Monday, July 11, 2016

Eileen R. Tabios, From “The Opposite of Claustrophobia: Prime’s Anti-Autobiography”


                               Komma Klawed Magnolia, image by Irene Koronas



From “The Opposite of Claustrophobia: Prime’s Anti-Autobiography”



I forgot admiring women who refuse to paint their lips.

I forgot the liberating anonymity conferred by travel: Mindanao, Berlin, Melbourne, Amsterdam, Istanbul became hours requiring no count.

I forgot obviating memory for what I believed was a higher purpose.

I forgot feeling you in the air against my cheek.


*


I forgot longing for a sky without horizon, but acceding instead to the eye’s clamor against the opposite of claustrophobia.

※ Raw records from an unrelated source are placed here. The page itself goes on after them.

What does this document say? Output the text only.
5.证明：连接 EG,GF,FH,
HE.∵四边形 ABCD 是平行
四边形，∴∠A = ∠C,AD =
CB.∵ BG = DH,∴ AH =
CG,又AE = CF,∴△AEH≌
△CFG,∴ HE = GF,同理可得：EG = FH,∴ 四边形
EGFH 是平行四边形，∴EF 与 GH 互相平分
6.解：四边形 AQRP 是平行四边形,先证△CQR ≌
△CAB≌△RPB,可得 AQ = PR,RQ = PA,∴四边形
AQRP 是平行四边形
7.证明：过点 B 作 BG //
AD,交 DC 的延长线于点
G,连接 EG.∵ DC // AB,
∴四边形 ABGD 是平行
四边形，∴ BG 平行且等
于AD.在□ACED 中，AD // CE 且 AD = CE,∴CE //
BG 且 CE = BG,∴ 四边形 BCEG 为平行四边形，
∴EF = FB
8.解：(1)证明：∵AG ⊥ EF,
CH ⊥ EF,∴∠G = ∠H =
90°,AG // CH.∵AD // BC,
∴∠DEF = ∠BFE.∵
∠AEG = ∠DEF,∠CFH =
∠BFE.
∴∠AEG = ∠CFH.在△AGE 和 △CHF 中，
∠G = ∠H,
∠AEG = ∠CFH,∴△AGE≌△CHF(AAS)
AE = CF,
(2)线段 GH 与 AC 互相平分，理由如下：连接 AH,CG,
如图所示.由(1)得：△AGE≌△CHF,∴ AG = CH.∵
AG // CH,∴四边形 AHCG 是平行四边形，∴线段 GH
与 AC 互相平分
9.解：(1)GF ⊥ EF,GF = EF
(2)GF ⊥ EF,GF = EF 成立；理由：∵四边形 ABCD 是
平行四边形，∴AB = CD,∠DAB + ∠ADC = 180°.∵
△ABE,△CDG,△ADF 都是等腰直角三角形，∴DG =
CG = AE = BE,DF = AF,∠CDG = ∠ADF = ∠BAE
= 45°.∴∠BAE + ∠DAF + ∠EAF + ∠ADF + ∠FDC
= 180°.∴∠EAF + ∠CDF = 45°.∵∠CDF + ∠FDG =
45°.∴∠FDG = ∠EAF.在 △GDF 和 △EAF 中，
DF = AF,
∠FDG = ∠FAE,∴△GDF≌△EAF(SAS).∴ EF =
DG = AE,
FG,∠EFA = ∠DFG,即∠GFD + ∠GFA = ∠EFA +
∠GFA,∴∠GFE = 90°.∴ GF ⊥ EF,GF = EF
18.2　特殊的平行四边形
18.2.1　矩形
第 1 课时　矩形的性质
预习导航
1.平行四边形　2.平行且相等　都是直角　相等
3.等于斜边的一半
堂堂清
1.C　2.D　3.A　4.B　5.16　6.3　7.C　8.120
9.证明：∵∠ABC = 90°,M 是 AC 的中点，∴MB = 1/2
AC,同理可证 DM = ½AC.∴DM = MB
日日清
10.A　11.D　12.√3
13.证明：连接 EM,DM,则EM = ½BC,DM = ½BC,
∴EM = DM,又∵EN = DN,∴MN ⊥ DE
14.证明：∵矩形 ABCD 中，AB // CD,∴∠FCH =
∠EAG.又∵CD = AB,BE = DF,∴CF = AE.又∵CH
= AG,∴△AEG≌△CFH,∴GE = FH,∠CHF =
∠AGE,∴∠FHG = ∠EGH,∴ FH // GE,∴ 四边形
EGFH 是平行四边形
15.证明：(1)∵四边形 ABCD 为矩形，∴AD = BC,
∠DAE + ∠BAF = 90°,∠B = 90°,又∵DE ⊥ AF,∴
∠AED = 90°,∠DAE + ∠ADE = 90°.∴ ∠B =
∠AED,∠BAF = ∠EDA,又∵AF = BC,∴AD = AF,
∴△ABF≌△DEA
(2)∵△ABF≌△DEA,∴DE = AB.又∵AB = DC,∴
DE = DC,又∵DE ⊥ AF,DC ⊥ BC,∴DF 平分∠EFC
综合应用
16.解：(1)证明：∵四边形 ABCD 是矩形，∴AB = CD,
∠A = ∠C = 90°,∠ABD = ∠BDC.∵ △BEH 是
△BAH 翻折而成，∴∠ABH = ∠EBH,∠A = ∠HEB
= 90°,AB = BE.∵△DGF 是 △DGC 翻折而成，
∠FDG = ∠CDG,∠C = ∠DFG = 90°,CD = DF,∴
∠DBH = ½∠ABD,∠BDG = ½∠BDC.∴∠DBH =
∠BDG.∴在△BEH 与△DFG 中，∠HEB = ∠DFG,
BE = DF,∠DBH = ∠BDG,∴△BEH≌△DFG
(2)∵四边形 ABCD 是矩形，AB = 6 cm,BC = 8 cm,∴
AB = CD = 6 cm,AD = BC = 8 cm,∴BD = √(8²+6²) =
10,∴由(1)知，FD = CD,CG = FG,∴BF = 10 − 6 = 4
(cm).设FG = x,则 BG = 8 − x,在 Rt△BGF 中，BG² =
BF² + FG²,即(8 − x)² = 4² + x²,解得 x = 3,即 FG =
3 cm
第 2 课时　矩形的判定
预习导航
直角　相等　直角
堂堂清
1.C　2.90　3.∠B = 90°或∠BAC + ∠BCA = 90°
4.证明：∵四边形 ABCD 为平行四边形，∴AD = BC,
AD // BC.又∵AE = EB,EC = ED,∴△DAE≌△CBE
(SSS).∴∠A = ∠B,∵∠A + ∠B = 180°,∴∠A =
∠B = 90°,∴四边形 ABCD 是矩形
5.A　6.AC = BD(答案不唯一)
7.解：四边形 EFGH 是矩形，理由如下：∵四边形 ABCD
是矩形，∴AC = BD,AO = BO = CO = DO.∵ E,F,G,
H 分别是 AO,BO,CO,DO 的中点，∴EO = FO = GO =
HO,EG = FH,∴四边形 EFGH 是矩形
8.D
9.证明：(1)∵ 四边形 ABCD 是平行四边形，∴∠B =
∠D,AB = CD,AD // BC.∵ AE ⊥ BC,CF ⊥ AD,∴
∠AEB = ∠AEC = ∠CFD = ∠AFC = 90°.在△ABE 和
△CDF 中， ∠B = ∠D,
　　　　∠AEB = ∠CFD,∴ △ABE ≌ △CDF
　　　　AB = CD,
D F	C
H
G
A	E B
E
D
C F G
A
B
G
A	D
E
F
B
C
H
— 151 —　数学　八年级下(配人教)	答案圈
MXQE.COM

I forgot you thought of me as you paced the streets of a city whose sidewalks memorized the music of my footsteps dancing away from youth into courage.

I forgot I lit alleys by leaving scarlet roses whose perfume, I hoped, you would discern.

I forgot you saw each virgin moon as a ruby you wanted for adorning my body.

I forgot you startled the girl whose poetry elicits dragon scales from empathetic muscles.


*


I forgot England with its glazed chintzes bearing sprays of rose, peony, hydrangea and gladiola—names evoking country houses: Bowood, Amberley, Sissinghurst, Sutherland.

I forgot the rest of Greece, its national heat waiting.

I forgot you falling asleep in my skin to dream.


*


I forgot radiance must penetrate if it is to caress, and its price can never reach blasphemy.